Customers came from around the globe, and I really enjoyed meeting them and learning about their culture and way of life.  Represented countries included Norway, Brazil, South Africa, Indonesia, Japan, Australia, Dubai, Pakistan, Chile, Czechoslovakia, Turkey, Korea, and others I may have forgotten. This was truly an eye opener for me as someone who has never traveled abroad.

Conference Center and Golf Course

2 days later...

I was asked to make a portrait of each guest which was then printed and matted (on Canson paper of course), and given as a gift of appreciation. While I do not market myself as a portrait photographer, it is one of my personal passions, so this was a great chance to practice and have fun with the guests. I used a combination of my Canon 60D with a Sigma 30mm f/1.8 lens, and a Panasonic GH2 with the 20mm f/ 1.7 lens. Both lenses are fast and perfect for natural light portraits, so it was just a matter of finding great window light and experimenting. BTW- with the crop sensors in each camera, that works out to 47mm and 40mm respectively, a decent focal length for portrait work.

I also visited Lyon, the largest city in the area, which is rich in history, culture, and architecture. While my time there was limited, I did visit some of the key areas of the city including the largest cathedrals and old neighborhoods which date back hundreds of years.

Rhone River

City Square

St Johns Cathedral

Classic Lyon courtyard

Lyon cityscape

I’ll have more info and photos on the rest of my trip in part II – stay tuned!

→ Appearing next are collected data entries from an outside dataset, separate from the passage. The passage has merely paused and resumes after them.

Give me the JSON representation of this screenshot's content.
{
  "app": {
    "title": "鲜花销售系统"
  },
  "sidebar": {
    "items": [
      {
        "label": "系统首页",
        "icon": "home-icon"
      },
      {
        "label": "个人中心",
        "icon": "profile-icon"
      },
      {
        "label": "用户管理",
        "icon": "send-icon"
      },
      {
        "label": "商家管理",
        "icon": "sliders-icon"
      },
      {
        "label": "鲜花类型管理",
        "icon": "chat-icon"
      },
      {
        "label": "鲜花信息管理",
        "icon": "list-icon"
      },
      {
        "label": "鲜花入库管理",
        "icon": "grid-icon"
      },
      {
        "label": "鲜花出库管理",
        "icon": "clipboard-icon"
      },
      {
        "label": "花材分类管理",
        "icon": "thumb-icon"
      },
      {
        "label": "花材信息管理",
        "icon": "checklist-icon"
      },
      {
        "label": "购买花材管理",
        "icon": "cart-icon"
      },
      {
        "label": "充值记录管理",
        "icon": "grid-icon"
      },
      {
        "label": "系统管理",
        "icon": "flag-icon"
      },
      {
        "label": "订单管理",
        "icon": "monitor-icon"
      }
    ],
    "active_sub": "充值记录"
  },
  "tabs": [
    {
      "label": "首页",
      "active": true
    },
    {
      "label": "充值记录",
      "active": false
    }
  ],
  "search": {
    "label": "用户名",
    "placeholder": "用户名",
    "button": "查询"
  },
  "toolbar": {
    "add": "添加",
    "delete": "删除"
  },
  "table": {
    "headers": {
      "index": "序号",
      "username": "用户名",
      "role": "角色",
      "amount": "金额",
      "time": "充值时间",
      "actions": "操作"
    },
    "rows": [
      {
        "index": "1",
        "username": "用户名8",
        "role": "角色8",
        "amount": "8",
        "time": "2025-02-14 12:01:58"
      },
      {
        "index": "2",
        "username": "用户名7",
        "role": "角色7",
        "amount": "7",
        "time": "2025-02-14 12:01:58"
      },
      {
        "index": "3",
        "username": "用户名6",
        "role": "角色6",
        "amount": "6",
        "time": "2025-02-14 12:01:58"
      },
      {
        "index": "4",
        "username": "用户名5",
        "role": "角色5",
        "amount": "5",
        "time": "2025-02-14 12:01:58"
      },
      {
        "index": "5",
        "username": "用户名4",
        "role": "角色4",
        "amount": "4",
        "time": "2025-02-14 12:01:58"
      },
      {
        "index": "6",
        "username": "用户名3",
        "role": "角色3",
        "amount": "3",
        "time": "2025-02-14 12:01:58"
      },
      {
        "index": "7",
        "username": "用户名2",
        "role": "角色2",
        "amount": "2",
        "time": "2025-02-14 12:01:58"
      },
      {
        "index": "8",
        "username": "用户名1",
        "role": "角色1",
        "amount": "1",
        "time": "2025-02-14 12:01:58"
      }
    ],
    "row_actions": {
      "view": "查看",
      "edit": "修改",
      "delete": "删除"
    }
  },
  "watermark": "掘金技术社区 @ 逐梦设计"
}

My First Visit to Europe at Canson Headquarters

Canson booth – PhotoPlus Expo 2011

Tomorrow I am heading to southern France as an invited guest of Canson Infinity for their “Customer Appreciation Days” yearly event. Basically they invite their best customers from around the globe to join them in a week long educational conference where they learn about all of their newest products (mostly fine art papers and canvas’) and how best to use them. As an official evangelist, my role is to talk about why I use Canson papers for my own work, my fine art printing workflow, and my landscape photography in general. I’ll also be taking many photos of the event, and Canson will be using these for promotion and web use.

While I’m taking my full gear bag with me, I’ll be using my Pansonic GH2 with a Lumix 20mm f/1.7 panacake lens for the event photos. I haven’t used this camera much for still photos (using it mostly for video), so this will give me a chance to put the camera to work, and also dive into the new Lightroom 4 beta.

I’m deeply honored for this opportunity, and also really excited about traveling to France for the first time. I’m not sure how much free time I’ll have to shoot some landscapes, but I’ll keep you updated here with photos and updates. I’ll be there for 10 days so hopefully I’ll find time to sneak away into nature!